La Guinée entend engager une nouvelle dynamique dans la gestion de ses finances publiques. À l’ouverture de la retraite stratégique de la Direction générale du Budget, ce jeudi à Conakry, la ministre de l’Économie, des Finances et du Budget, Mariama Ciré Sylla, a plaidé pour une réforme en profondeur de la gouvernance budgétaire, axée sur la performance et les résultats plutôt que sur la seule consommation des crédits.
Devant les responsables de l’administration financière, des experts ainsi que des partenaires techniques et financiers, la ministre a souligné que le principal défi du gouvernement ne réside plus uniquement dans la mobilisation des ressources publiques, mais dans leur utilisation efficiente au profit des citoyens.
« Notre véritable défi n’est pas seulement de mobiliser davantage de ressources. Notre défi est surtout de mieux les utiliser, de les exécuter plus rapidement et avec davantage de qualité, afin que chaque franc public produise le maximum d’impact », a déclaré la ministre.
À travers cette orientation, les autorités affichent leur volonté d’instaurer une nouvelle culture de gestion budgétaire, dans laquelle la performance de l’État sera évaluée non seulement à l’aune des taux d’exécution des budgets, mais surtout en fonction des résultats obtenus sur le terrain.
« Notre ambition ne peut plus être uniquement de consommer les crédits. Elle doit être de produire des résultats tangibles pour les citoyens », a insisté Mariama Ciré Sylla.
Pour illustrer cette vision, la ministre a rappelé que chaque dépense publique doit générer des retombées concrètes dans le quotidien des populations. « Chaque franc inscrit au budget doit devenir une école construite, un centre de santé équipé, une route achevée, un village alimenté en eau potable, une entreprise soutenue et des emplois créés », a-t-elle souligné.
Cette approche place la qualité de la dépense publique au cœur de l’action gouvernementale. L’objectif est désormais de garantir que les ressources engagées répondent efficacement aux besoins des populations et contribuent durablement au développement économique et social du pays.
Au cours de son intervention, Mariama Ciré Sylla a également mis l’accent sur l’exécution budgétaire, qu’elle considère comme l’un des principaux leviers d’amélioration de la performance de l’administration publique.
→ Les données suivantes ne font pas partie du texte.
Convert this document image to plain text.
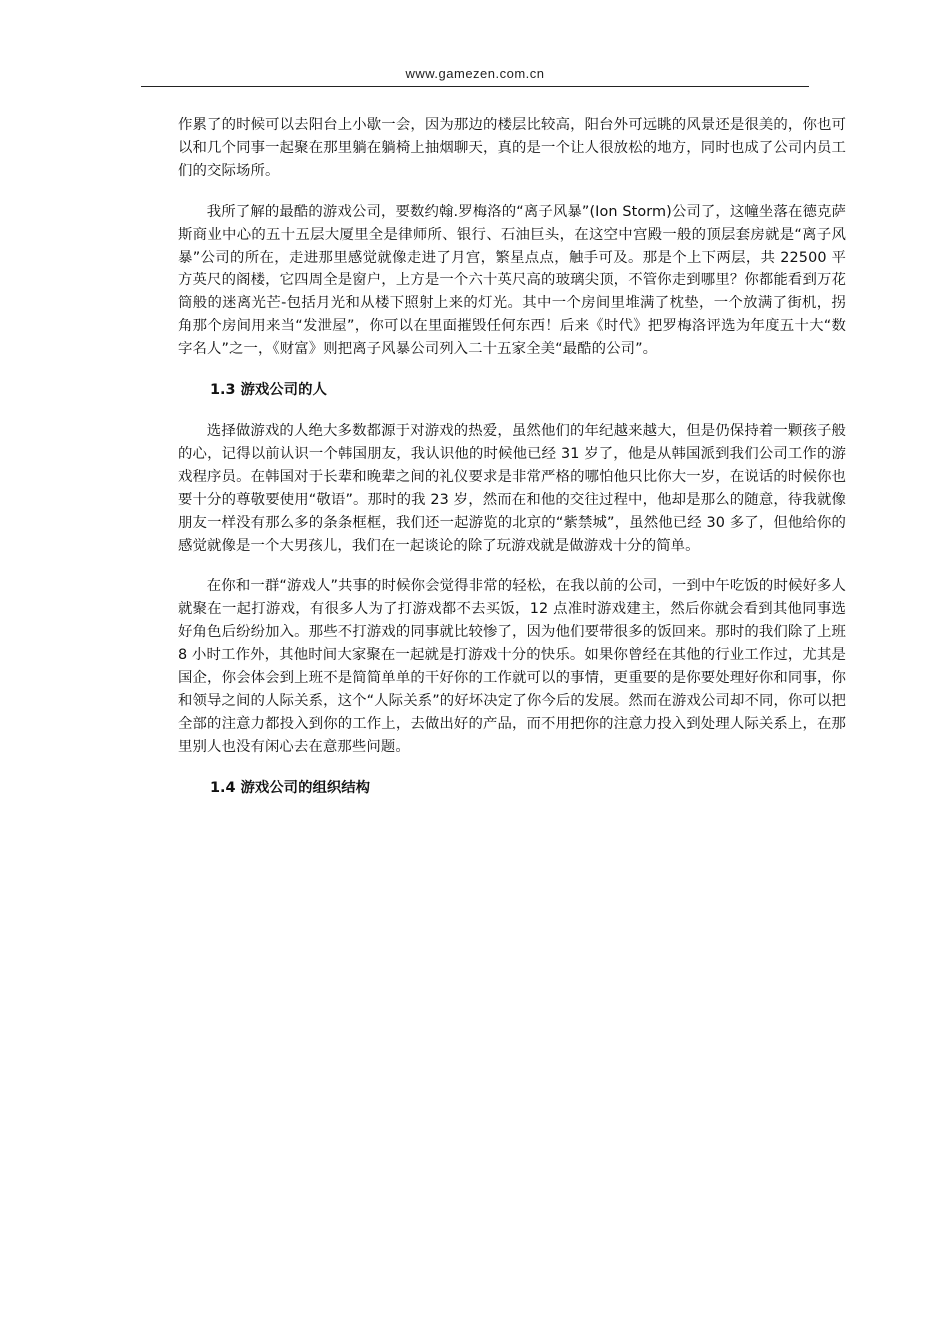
www.gamezen.com.cn

作累了的时候可以去阳台上小歇一会，因为那边的楼层比较高，阳台外可远眺的风景还是很美的，你也可以和几个同事一起聚在那里躺在躺椅上抽烟聊天，真的是一个让人很放松的地方，同时也成了公司内员工们的交际场所。

我所了解的最酷的游戏公司，要数约翰.罗梅洛的“离子风暴”(Ion Storm)公司了，这幢坐落在德克萨斯商业中心的五十五层大厦里全是律师所、银行、石油巨头，在这空中宫殿一般的顶层套房就是“离子风暴”公司的所在，走进那里感觉就像走进了月宫，繁星点点，触手可及。那是个上下两层，共 22500 平方英尺的阁楼，它四周全是窗户，上方是一个六十英尺高的玻璃尖顶，不管你走到哪里？你都能看到万花筒般的迷离光芒-包括月光和从楼下照射上来的灯光。其中一个房间里堆满了枕垫，一个放满了街机，拐角那个房间用来当“发泄屋”，你可以在里面摧毁任何东西！后来《时代》把罗梅洛评选为年度五十大“数字名人”之一，《财富》则把离子风暴公司列入二十五家全美“最酷的公司”。

1.3 游戏公司的人

选择做游戏的人绝大多数都源于对游戏的热爱，虽然他们的年纪越来越大，但是仍保持着一颗孩子般的心，记得以前认识一个韩国朋友，我认识他的时候他已经 31 岁了，他是从韩国派到我们公司工作的游戏程序员。在韩国对于长辈和晚辈之间的礼仪要求是非常严格的哪怕他只比你大一岁，在说话的时候你也要十分的尊敬要使用“敬语”。那时的我 23 岁，然而在和他的交往过程中，他却是那么的随意，待我就像朋友一样没有那么多的条条框框，我们还一起游览的北京的“紫禁城”，虽然他已经 30 多了，但他给你的感觉就像是一个大男孩儿，我们在一起谈论的除了玩游戏就是做游戏十分的简单。

在你和一群“游戏人”共事的时候你会觉得非常的轻松，在我以前的公司，一到中午吃饭的时候好多人就聚在一起打游戏，有很多人为了打游戏都不去买饭，12 点准时游戏建主，然后你就会看到其他同事选好角色后纷纷加入。那些不打游戏的同事就比较惨了，因为他们要带很多的饭回来。那时的我们除了上班 8 小时工作外，其他时间大家聚在一起就是打游戏十分的快乐。如果你曾经在其他的行业工作过，尤其是国企，你会体会到上班不是简简单单的干好你的工作就可以的事情，更重要的是你要处理好你和同事，你和领导之间的人际关系，这个“人际关系”的好坏决定了你今后的发展。然而在游戏公司却不同，你可以把全部的注意力都投入到你的工作上，去做出好的产品，而不用把你的注意力投入到处理人际关系上，在那里别人也没有闲心去在意那些问题。

1.4 游戏公司的组织结构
S’adressant directement aux Directeurs des affaires financières (DAF), elle les a appelés à assumer pleinement leur rôle dans la mise en œuvre des politiques publiques. « Vous êtes bien plus que des gestionnaires administratifs. Vous êtes les chefs d’orchestre de l’exécution budgétaire au sein de vos ministères. Vous êtes le lien entre les décisions du Gouvernement et les réalisations concrètes sur le terrain », a-t-elle déclaré.
La ministre a par ailleurs alerté sur les conséquences des lenteurs administratives et des dysfonctionnements dans la chaîne de dépense, estimant qu’ils compromettent directement la réalisation des projets publics. « Chaque dossier retardé représente une école, un centre de santé ou une route qui attend. Chaque paiement différé fragilise une entreprise», a-t-elle averti.
Évoquant les perspectives économiques du pays, Mariama Ciré Sylla a estimé que l’entrée en production du projet Simandou et la mise en œuvre de la Vision Simandou 2040 imposent une administration financière plus réactive, moderne et performante. « Notre pays vit un moment décisif de son histoire. Avec l’entrée en production de Simandou et la mise en œuvre de la Vision Simandou 2040, la Guinée dispose d’une opportunité historique d’accélérer sa transformation économique et sociale », a-t-elle affirmé.
Pour accompagner cette transformation, la ministre a appelé à une réforme profonde des méthodes de travail au sein de l’administration financière. « Le statu quo n’est plus une option. Nous devons repenser nos procédures, renforcer notre collaboration, accélérer la digitalisation, améliorer la programmation budgétaire, professionnaliser les fonctions financières et renforcer la culture de la performance », a-t-elle déclaré.
La ministre a enfin identifié plusieurs priorités stratégiques, notamment la modernisation des procédures, l’accélération de la digitalisation, le renforcement de la transparence, de la redevabilité ainsi que l’amélioration du suivi des investissements publics.
Selon elle, cette transformation devra mobiliser l’ensemble des acteurs de la chaîne financière afin de répondre aux attentes des citoyens. « Le coût de l’immobilisme est infiniment supérieur au coût du changement. Nos populations nous jugeront non pas sur nos intentions, mais sur les résultats que nous produirons », a-t-elle lancé.